A Case of Chylopericardium Secondary to the Superior Vena Cava Syndrome in Behcet's Disease.
10.4078/jkra.2008.15.3.255
- Author:
Eun Jung CHOI
1
;
Ja Young SON
;
Seung Woo HAN
;
Gun Woo KIM
;
Jin Young KANG
;
Eun Joo SONG
;
Eun Jung NAM
;
Young Mo KANG
Author Information
1. Department of Internal Medicine, Daegu Fatima Hospital, Daegu, Korea. gunwoo@fatima.or.kr
- Publication Type:Case Report
- Keywords:
Behcet's disease;
Chylopericardium;
Superior vena cava syndrome
- MeSH:
Male;
Humans;
Mortality
- From:The Journal of the Korean Rheumatism Association
2008;15(3):255-260
- CountryRepublic of Korea
- Language:Korean
-
Abstract:
Behcet's disease (BD) is a chronic inflammatory disorder associated with oral aphthous ulcer, genital ulcer and uveitis.
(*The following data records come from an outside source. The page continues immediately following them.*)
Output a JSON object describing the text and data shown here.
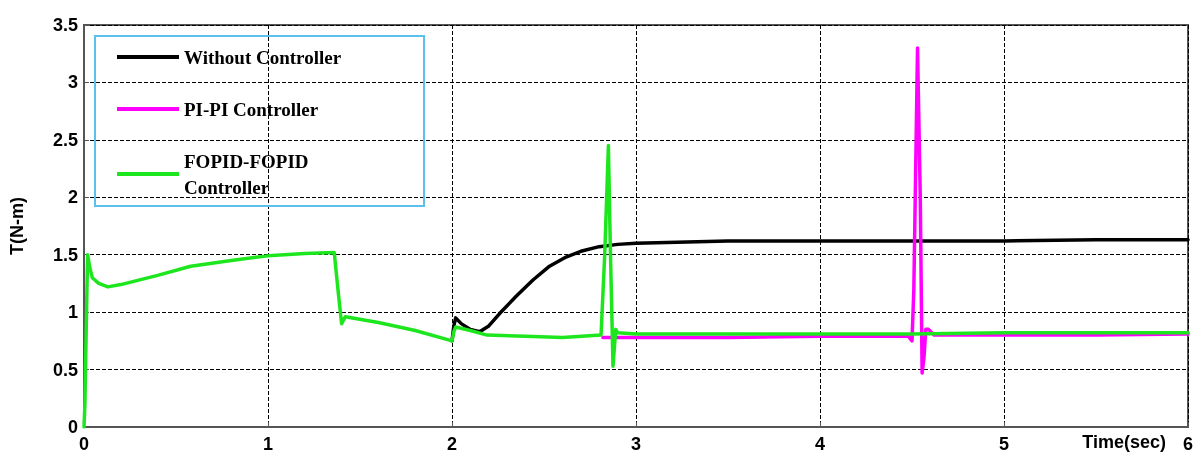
{
  "chart_data": {
    "type": "line",
    "xlabel": "Time(sec)",
    "ylabel": "T(N-m)",
    "xlim": [
      0,
      6
    ],
    "xticks": [
      0,
      1,
      2,
      3,
      4,
      5,
      6
    ],
    "ylim": [
      0,
      3.5
    ],
    "yticks": [
      0,
      0.5,
      1,
      1.5,
      2,
      2.5,
      3,
      3.5
    ],
    "grid": true,
    "legend": "top left",
    "marker": "none",
    "line_style": "solid",
    "series": [
      {
        "name": "Without Controller",
        "color": "#000000",
        "x": [
          2.0,
          2.01,
          2.02,
          2.05,
          2.1,
          2.15,
          2.2,
          2.26,
          2.35,
          2.44,
          2.53,
          2.62,
          2.7,
          2.8,
          2.9,
          3.0,
          3.5,
          4.0,
          4.5,
          5.0,
          5.5,
          6.0
        ],
        "values": [
          0.75,
          0.88,
          0.95,
          0.9,
          0.85,
          0.83,
          0.88,
          0.99,
          1.14,
          1.28,
          1.4,
          1.48,
          1.53,
          1.57,
          1.59,
          1.6,
          1.62,
          1.62,
          1.62,
          1.62,
          1.63,
          1.63
        ]
      },
      {
        "name": "PI-PI Controller",
        "color": "#ff00ff",
        "x": [
          2.82,
          3.0,
          3.5,
          4.0,
          4.48,
          4.5,
          4.51,
          4.53,
          4.545,
          4.555,
          4.565,
          4.575,
          4.59,
          4.62,
          5.0,
          5.5,
          6.0
        ],
        "values": [
          0.78,
          0.78,
          0.78,
          0.79,
          0.79,
          0.75,
          1.2,
          3.3,
          2.0,
          0.47,
          0.6,
          0.85,
          0.85,
          0.8,
          0.8,
          0.8,
          0.81
        ]
      },
      {
        "name": "FOPID-FOPID Controller",
        "color": "#1ee61e",
        "x": [
          0,
          0.005,
          0.016,
          0.02,
          0.03,
          0.045,
          0.08,
          0.13,
          0.2,
          0.4,
          0.58,
          0.8,
          1.0,
          1.2,
          1.36,
          1.38,
          1.4,
          1.42,
          1.6,
          1.8,
          2.0,
          2.01,
          2.02,
          2.1,
          2.19,
          2.4,
          2.6,
          2.81,
          2.83,
          2.85,
          2.86,
          2.875,
          2.89,
          2.9,
          3.0,
          3.5,
          4.0,
          4.5,
          5.0,
          5.5,
          6.0
        ],
        "values": [
          0,
          0.2,
          1.2,
          1.5,
          1.4,
          1.3,
          1.25,
          1.22,
          1.24,
          1.32,
          1.4,
          1.45,
          1.49,
          1.51,
          1.52,
          1.2,
          0.9,
          0.96,
          0.91,
          0.84,
          0.75,
          0.83,
          0.87,
          0.84,
          0.8,
          0.79,
          0.78,
          0.8,
          1.5,
          2.45,
          1.6,
          0.53,
          0.85,
          0.82,
          0.81,
          0.81,
          0.81,
          0.81,
          0.82,
          0.82,
          0.82
        ]
      }
    ]
  }
}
Vascular lesions in BD can affect all types and sizes of vessels. The venous thrombosis, which is uncommon feature of other vasculitis, is relatively common clinical manifestation of BD. Sometimes the cardiovascular involvement in BD results in serious complications as the leading cause of morbidity and mortality. We report a 41-year-old male patient who suffered BD and presented massive chylopericardium due to the superior vena cava (SVC) syndrome. After thrombectomy of SVC, the highly productive left-sided chylothorax and restenosis of anastomosis site at SVC had occurred, which were successfully treated by the ligation of the thoracic duct and balloon-stent angioplasty. We discussed the mechanism and treatment of chylopericardium in SVC syndrome, and the possible complications after the surgical management.